Gerweck also shares how this story was inspiration behind AtScale’s Autonomous Data Engineering because there was a need “To have a reactive system that could look at the stream of data as it’s coming in in and the Stream of user activity and basically build intelligent optimizations on the fly, make changes after needed use, cutting-edge to statistical techniques to be able to transform on non-additive problems into additive problems as well errors and avoid the huge costs of having to call an engineer… So another one of the motivations for AtScale was to handle all those issues for you and allow you to be dynamic, allow you to use the original data landed directly onto the system, but also get the performance of a system like what you get with a cube build or traditionally aggregated data warehouse.”
Chris Oshiro is no stranger to organizations who are using their data and transforming their analytics. “Along that path and journey there are certainly a lot of scary stories,” says Oshiro.
“ A lot of the analytics that our customers are doing today is very data-intensive and very scale intensive. In order to accomplish this type of insights or find the kind of insights that they are looking for, they need to effectively gather a lot of data and and put it into these big repositories and scan through it.”

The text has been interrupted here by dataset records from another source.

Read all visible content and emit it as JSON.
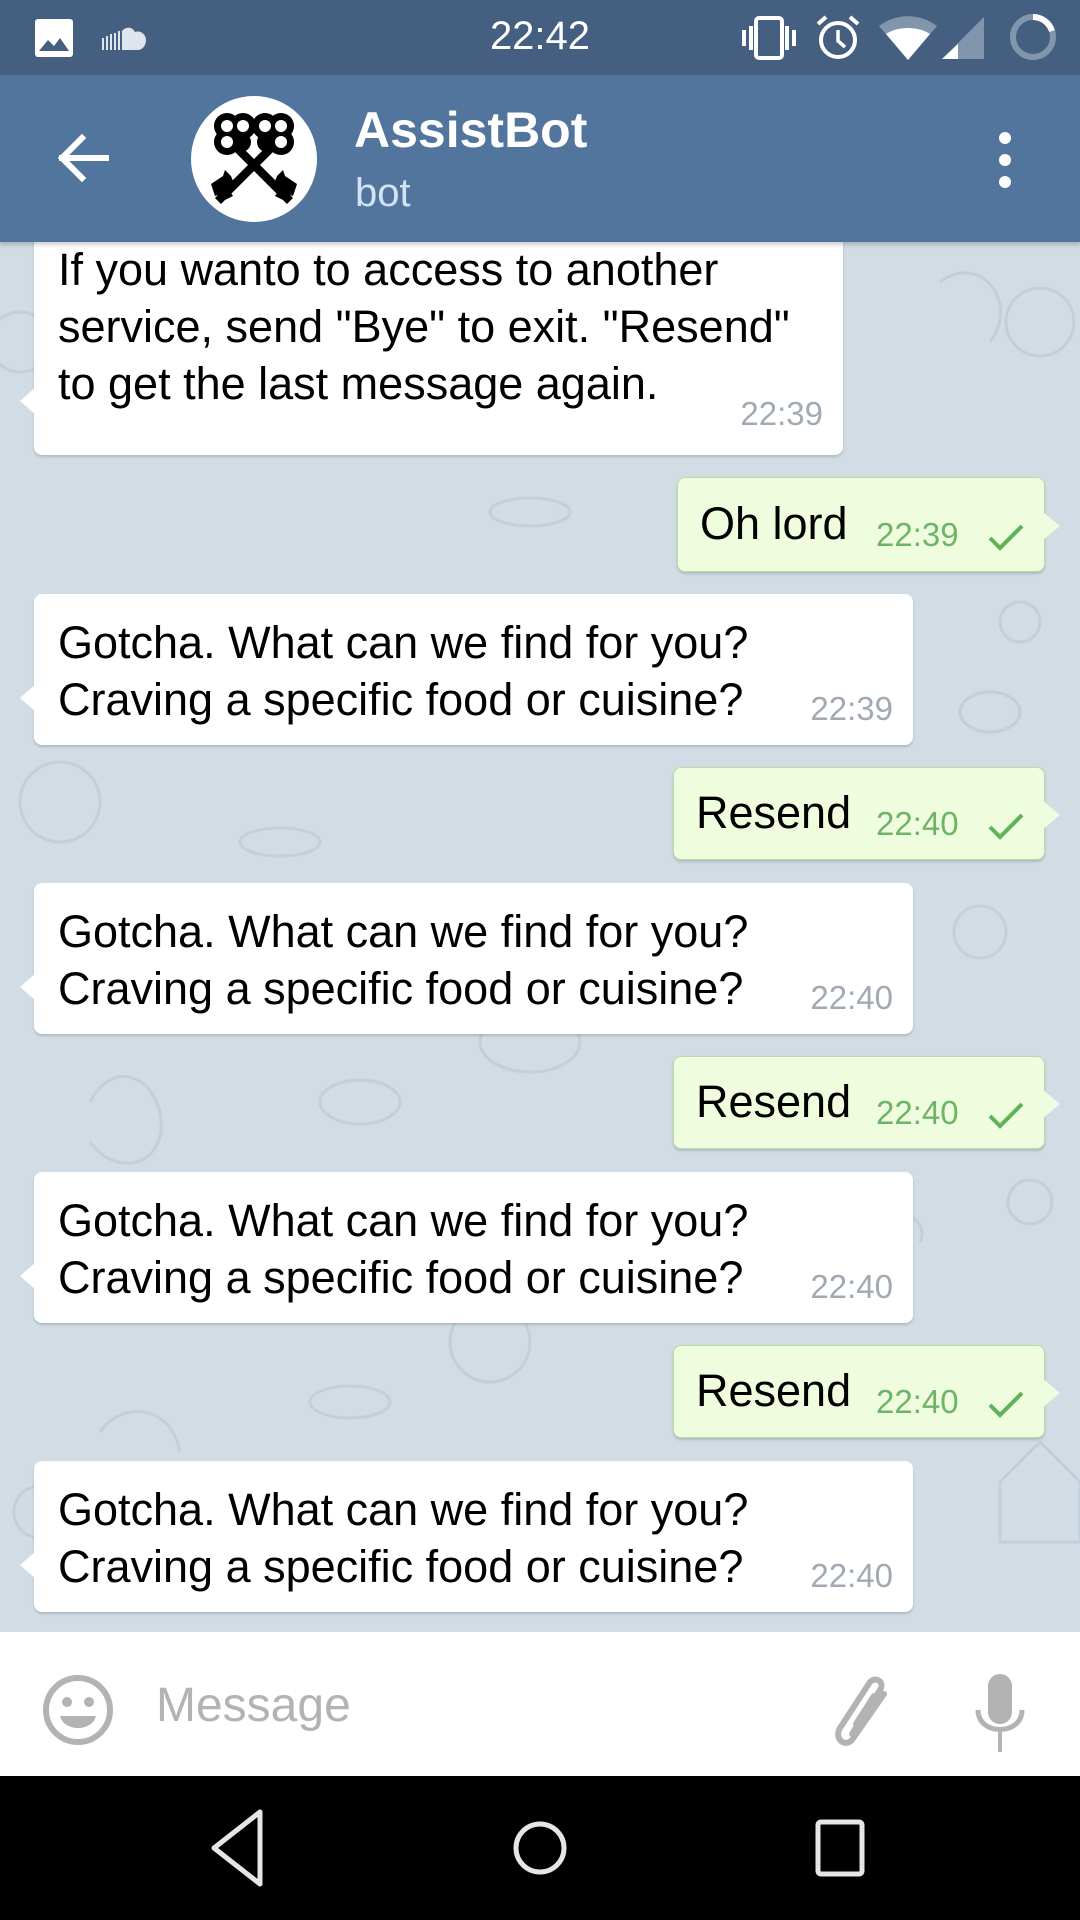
{
  "status_bar": {
    "time": "22:42",
    "left_icons": [
      "image-notification-icon",
      "soundcloud-icon"
    ],
    "right_icons": [
      "vibrate-icon",
      "alarm-icon",
      "wifi-icon",
      "signal-icon",
      "battery-icon"
    ]
  },
  "header": {
    "title": "AssistBot",
    "subtitle": "bot",
    "back_icon": "arrow-left-icon",
    "avatar_icon": "crossed-keys-icon",
    "menu_icon": "more-vertical-icon"
  },
  "messages": [
    {
      "direction": "in",
      "text": "Food delivery\nIf you wanto to access to another\nservice, send \"Bye\" to exit. \"Resend\"\nto get the last message again.",
      "time": "22:39"
    },
    {
      "direction": "out",
      "text": "Oh lord",
      "time": "22:39",
      "status": "sent"
    },
    {
      "direction": "in",
      "text": "Gotcha. What can we find for you?\nCraving a specific food or cuisine?",
      "time": "22:39"
    },
    {
      "direction": "out",
      "text": "Resend",
      "time": "22:40",
      "status": "sent"
    },
    {
      "direction": "in",
      "text": "Gotcha. What can we find for you?\nCraving a specific food or cuisine?",
      "time": "22:40"
    },
    {
      "direction": "out",
      "text": "Resend",
      "time": "22:40",
      "status": "sent"
    },
    {
      "direction": "in",
      "text": "Gotcha. What can we find for you?\nCraving a specific food or cuisine?",
      "time": "22:40"
    },
    {
      "direction": "out",
      "text": "Resend",
      "time": "22:40",
      "status": "sent"
    },
    {
      "direction": "in",
      "text": "Gotcha. What can we find for you?\nCraving a specific food or cuisine?",
      "time": "22:40"
    }
  ],
  "input_bar": {
    "placeholder": "Message",
    "value": "",
    "emoji_icon": "smiley-icon",
    "attach_icon": "paperclip-icon",
    "mic_icon": "microphone-icon"
  },
  "nav_bar": {
    "buttons": [
      "back-triangle-icon",
      "home-circle-icon",
      "recents-square-icon"
    ]
  },
  "colors": {
    "status_bar": "#455f80",
    "header": "#52759e",
    "chat_background": "#d1dce4",
    "incoming_bubble": "#ffffff",
    "outgoing_bubble": "#effdde",
    "outgoing_time": "#6db566",
    "incoming_time": "#a1aab3"
  }
}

He shares how customers go about this as, “They go ahead and they stand up systems that are very large and distributed to be able to crunch through that. They purchase machines, they have big farms that they inevitably capitalize some type of capacity and then they run through all that data and they find their insights. And that’s all well and good.” Well, it’s good for the time being.
Oshiro continues the tale, “Fast forward a couple of years, there is a need to migrate those platforms away from data centers and going to cloud computing which is what a lot of our customers are doing today… There are a lot of horror stories just in the transmission of that data into the cloud. Once you have all that data in the cloud, you have the same developers who are trying to find insights. Now they go about in the cloud to do the same thing. As they do that, they find that a lot of the data is very large. Sometimes they need to run these queries overnight or through the weekend.”
Chris recalls being told the story of having “Developer A or analyst A do something on Friday, run it, walk away, come back on Monday and the horror story was really around the cloud bill.” He recalls customers telling him that they were “Ten thousand, $50,000 queries that were run overnight or over the weekend and they had no idea.”
How does he look at this? “From an AtScale perspective, Autonomous Data Engineering gives us the ability to create these aggregate tables that were insightful based on past queries and past behavior. It allowed AtScale to provide an acceleration of those queries. So instead of crunching all the data, now we can crunch our autonomous engineered acceleration structures and we will get responses really quick.” Oshiro discusses decreased compute, “Instead of going through terabytes of data, now AtSCale is able to redirect to an acceleration structure, this is a faster query mechanism… instead of going and coming back with a $50,000 query maybe that a five dollar query or a one dollar query.”